The research conducted in Brazil by Juliana T. et al. 33 on the use of machine learning classifiers in assisting the decision-making processes in healthcare institutions was equally apt because a machine learning algorithm was actively utilised in the categorisation of electronic health records. Prior to their research being published, there were no studies that involved the combination of machine learning algorithms and surveillance systems, and they were meticulous enough to identify specialized vocabulary used by their participants.
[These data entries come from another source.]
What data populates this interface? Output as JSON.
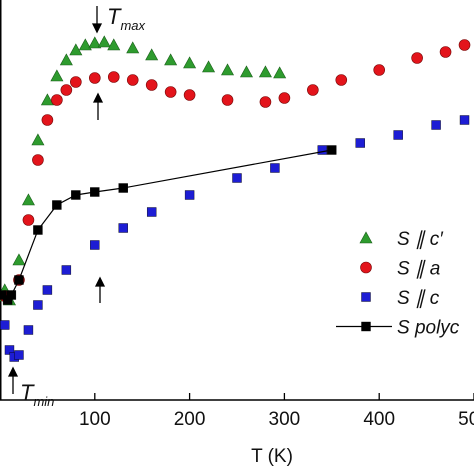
{
  "chart_data": {
    "type": "scatter",
    "x_label": "T (K)",
    "xlim": [
      0,
      500
    ],
    "ylim": [
      0,
      100
    ],
    "xticks": [
      100,
      200,
      300,
      400,
      500
    ],
    "annotations": [
      {
        "text": "T",
        "sub": "max"
      },
      {
        "text": "T",
        "sub": "min"
      }
    ],
    "legend": "right",
    "series": [
      {
        "name": "S ∥ c′",
        "marker": "triangle",
        "color": "#2e9b2e",
        "x": [
          2,
          5,
          10,
          20,
          30,
          40,
          50,
          60,
          70,
          80,
          90,
          100,
          110,
          120,
          140,
          160,
          180,
          200,
          220,
          240,
          260,
          280,
          295
        ],
        "values": [
          26,
          27.5,
          25,
          35,
          50,
          65,
          75,
          81,
          85,
          87.5,
          88.75,
          89.25,
          89.5,
          88.75,
          88,
          86.25,
          85,
          84.25,
          83.25,
          82.5,
          82,
          82,
          81.75
        ]
      },
      {
        "name": "S ∥ a",
        "marker": "circle",
        "color": "#e3141b",
        "x": [
          5,
          20,
          30,
          40,
          50,
          60,
          70,
          80,
          100,
          120,
          140,
          160,
          180,
          200,
          240,
          280,
          300,
          330,
          360,
          400,
          440,
          470,
          490
        ],
        "values": [
          26,
          30,
          45,
          60,
          70,
          75,
          77.5,
          79.5,
          80.5,
          80.75,
          80,
          78.75,
          77,
          76.25,
          75,
          74.5,
          75.5,
          77.5,
          80,
          82.5,
          85.5,
          87,
          88.75
        ]
      },
      {
        "name": "S ∥ c",
        "marker": "square",
        "color": "#1d1dd4",
        "x": [
          5,
          10,
          15,
          20,
          30,
          40,
          50,
          70,
          100,
          130,
          160,
          200,
          250,
          290,
          340,
          380,
          420,
          460,
          490
        ],
        "values": [
          18.75,
          12.5,
          10.75,
          11.25,
          17.5,
          23.75,
          27.5,
          32.5,
          38.75,
          43,
          47,
          51.25,
          55.5,
          58,
          62.5,
          64.25,
          66.25,
          68.75,
          70
        ]
      },
      {
        "name": "S polyc",
        "marker": "square-line",
        "color": "#000000",
        "x": [
          2,
          8,
          12,
          20,
          40,
          60,
          80,
          100,
          130,
          350
        ],
        "values": [
          26.25,
          25,
          26.25,
          30,
          42.5,
          48.75,
          51.25,
          52,
          53,
          62.5
        ]
      }
    ]
  }
}
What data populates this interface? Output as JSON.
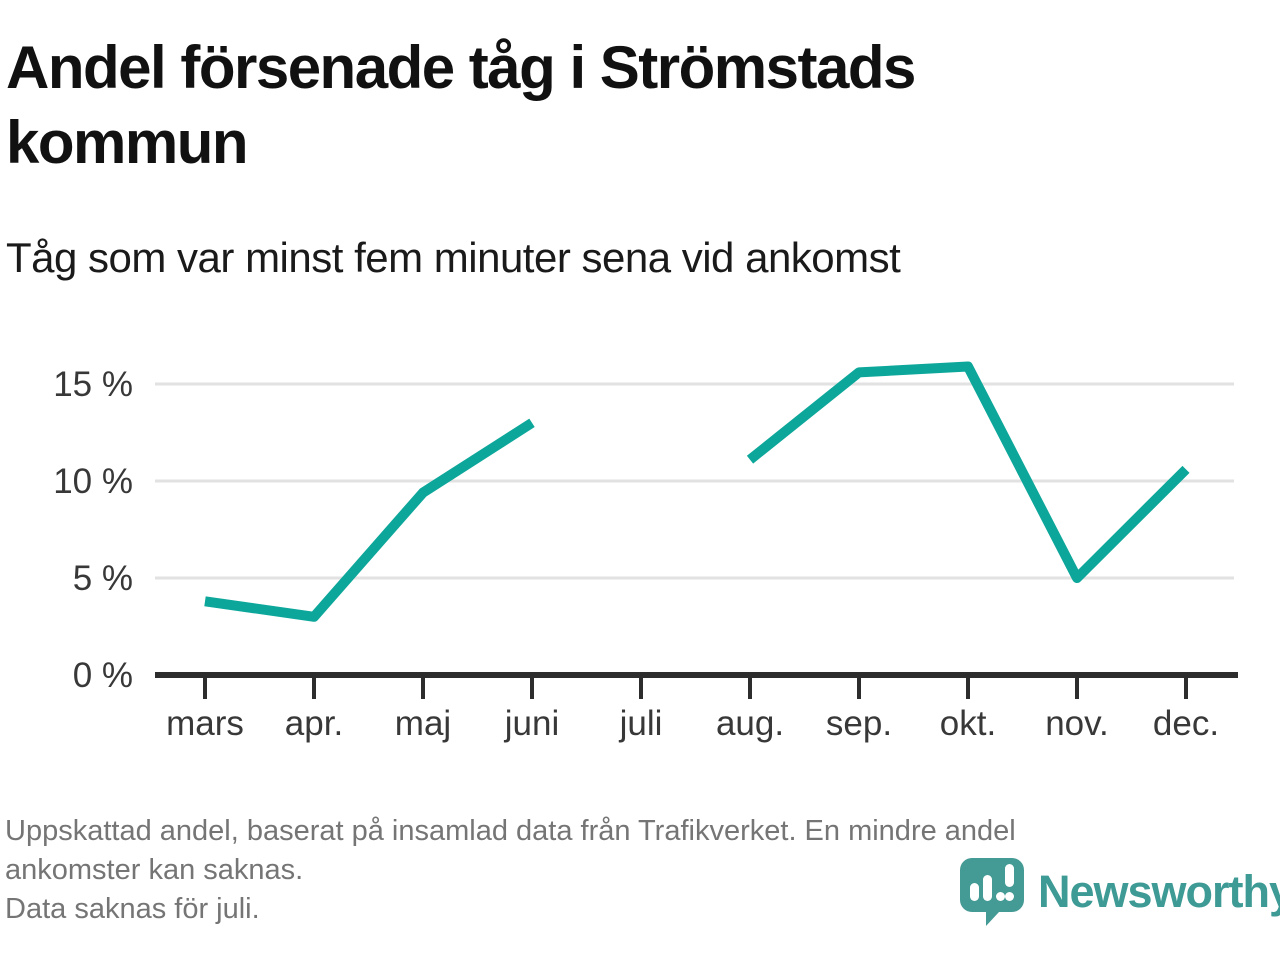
{
  "chart_data": {
    "type": "line",
    "title": "Andel försenade tåg i Strömstads kommun",
    "subtitle": "Tåg som var minst fem minuter sena vid ankomst",
    "categories": [
      "mars",
      "apr.",
      "maj",
      "juni",
      "juli",
      "aug.",
      "sep.",
      "okt.",
      "nov.",
      "dec."
    ],
    "series": [
      {
        "name": "Andel försenade tåg (%)",
        "values": [
          3.8,
          3.0,
          9.4,
          13.0,
          null,
          11.1,
          15.6,
          15.9,
          5.0,
          10.6
        ]
      }
    ],
    "yticks": [
      0,
      5,
      10,
      15
    ],
    "ytick_labels": [
      "0 %",
      "5 %",
      "10 %",
      "15 %"
    ],
    "ylim": [
      0,
      17.8
    ],
    "xlabel": "",
    "ylabel": "",
    "grid": "horizontal",
    "legend": "none",
    "gap_note": "Data saknas för juli.",
    "line_color": "#0ca79a",
    "grid_color": "#e2e2e2",
    "axis_color": "#2d2d2d",
    "tick_label_color": "#383838"
  },
  "footer": {
    "lines": [
      "Uppskattad andel, baserat på insamlad data från Trafikverket. En mindre andel",
      "ankomster kan saknas.",
      "Data saknas för juli."
    ]
  },
  "logo": {
    "wordmark": "Newsworthy",
    "brand_color": "#3d9a94"
  }
}
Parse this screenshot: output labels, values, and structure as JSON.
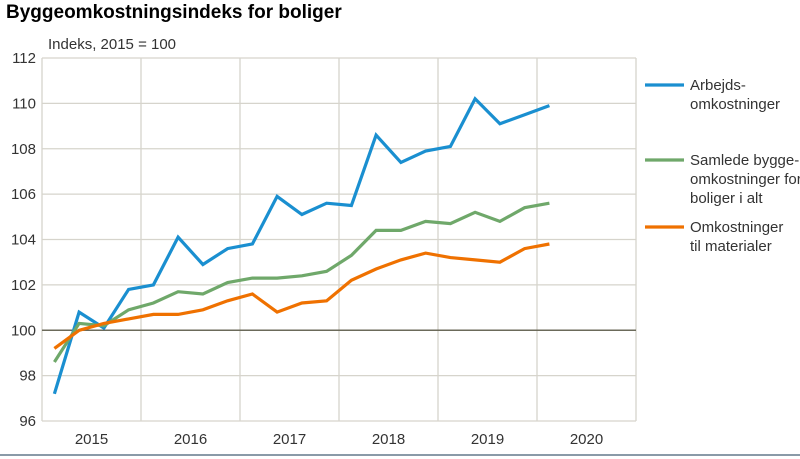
{
  "chart_data": {
    "type": "line",
    "title": "Byggeomkostningsindeks for boliger",
    "ylabel": "Indeks, 2015 = 100",
    "xlabel": "",
    "ylim": [
      96,
      112
    ],
    "yticks": [
      96,
      98,
      100,
      102,
      104,
      106,
      108,
      110,
      112
    ],
    "reference_line": 100,
    "x_tick_labels": [
      "2015",
      "2016",
      "2017",
      "2018",
      "2019",
      "2020"
    ],
    "x": [
      "2015Q1",
      "2015Q2",
      "2015Q3",
      "2015Q4",
      "2016Q1",
      "2016Q2",
      "2016Q3",
      "2016Q4",
      "2017Q1",
      "2017Q2",
      "2017Q3",
      "2017Q4",
      "2018Q1",
      "2018Q2",
      "2018Q3",
      "2018Q4",
      "2019Q1",
      "2019Q2",
      "2019Q3",
      "2019Q4",
      "2020Q1"
    ],
    "grid": true,
    "legend_position": "right",
    "series": [
      {
        "name": [
          "Arbejds-",
          "omkostninger"
        ],
        "color": "#1a8fd0",
        "values": [
          97.2,
          100.8,
          100.1,
          101.8,
          102.0,
          104.1,
          102.9,
          103.6,
          103.8,
          105.9,
          105.1,
          105.6,
          105.5,
          108.6,
          107.4,
          107.9,
          108.1,
          110.2,
          109.1,
          109.5,
          109.9
        ]
      },
      {
        "name": [
          "Samlede bygge-",
          "omkostninger for",
          "boliger i alt"
        ],
        "color": "#6fa86a",
        "values": [
          98.6,
          100.3,
          100.2,
          100.9,
          101.2,
          101.7,
          101.6,
          102.1,
          102.3,
          102.3,
          102.4,
          102.6,
          103.3,
          104.4,
          104.4,
          104.8,
          104.7,
          105.2,
          104.8,
          105.4,
          105.6
        ]
      },
      {
        "name": [
          "Omkostninger",
          "til materialer"
        ],
        "color": "#ef7100",
        "values": [
          99.2,
          100.0,
          100.3,
          100.5,
          100.7,
          100.7,
          100.9,
          101.3,
          101.6,
          100.8,
          101.2,
          101.3,
          102.2,
          102.7,
          103.1,
          103.4,
          103.2,
          103.1,
          103.0,
          103.6,
          103.8
        ]
      }
    ]
  }
}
It was proposed that results from this system with an adequate framework would aid healthcare managers in conducting their duties appropriately and could even be used to predict an epidemic.
Limitations
There are several limitations of this study, the first being the exclusion of grey literature which contained articles that had not been peer-reviewed, conference papers, reports, and dissertations, some of which could have potentially added to the robustness of this scoping review. Although the databases selected possess journals that are predominantly focused on big data, machine learning and health management, there might be limitations due to the restriction to only certain types of articles made available in those journals. Regardless, using multiple databases might complicate search strategies and syntaxes. It is therefore suggested that an extensive review that would cover other databases is conducted.
Conclusion
In this study, a comprehensive review of the use of machine learning in the management of healthcare systems are provided. Research reveals that machine learning has a cornucopia of applications within the healthcare infrastructure such as medical imaging, personalized medicine, and AI-assisted surgeries, unfortunately it appears that little attention is paid to the utilization and optimization of machine learning in the management of health systems. This is because there are limited studies and research concerned with the use of machine learning in improving the managerial aspects of health institutions. Therefore, it would be interesting to witness machine learning not just being useful in applications such as personalized medicine for the benefit of the patient, 80 but as the basis for the design of a healthcare management framework and as a panacea to improving baseline approaches to patient-staff management within a healthcare setting. For example, using an advanced topic modelling approach (a machine learning algorithm), the perceptions of healthcare staff could be understood to improve their adoption to latest technology or the acceptance/implementation of structural frameworks. Also, machine learning classifiers could be used to recommend surveillance systems which would inevitably assist in the making of healthcare related management decisions. The influence of machine learning in other aspects of managing healthcare institutions such as risk management, staffing, supply chain management, change management and enhanced patient engagement with evolving innovations, should be adequately explored. While this would expand the possibilities of machine learning as a growing field in data science, it would improve the quality of healthcare institutions which would inevitably affect patient outcomes.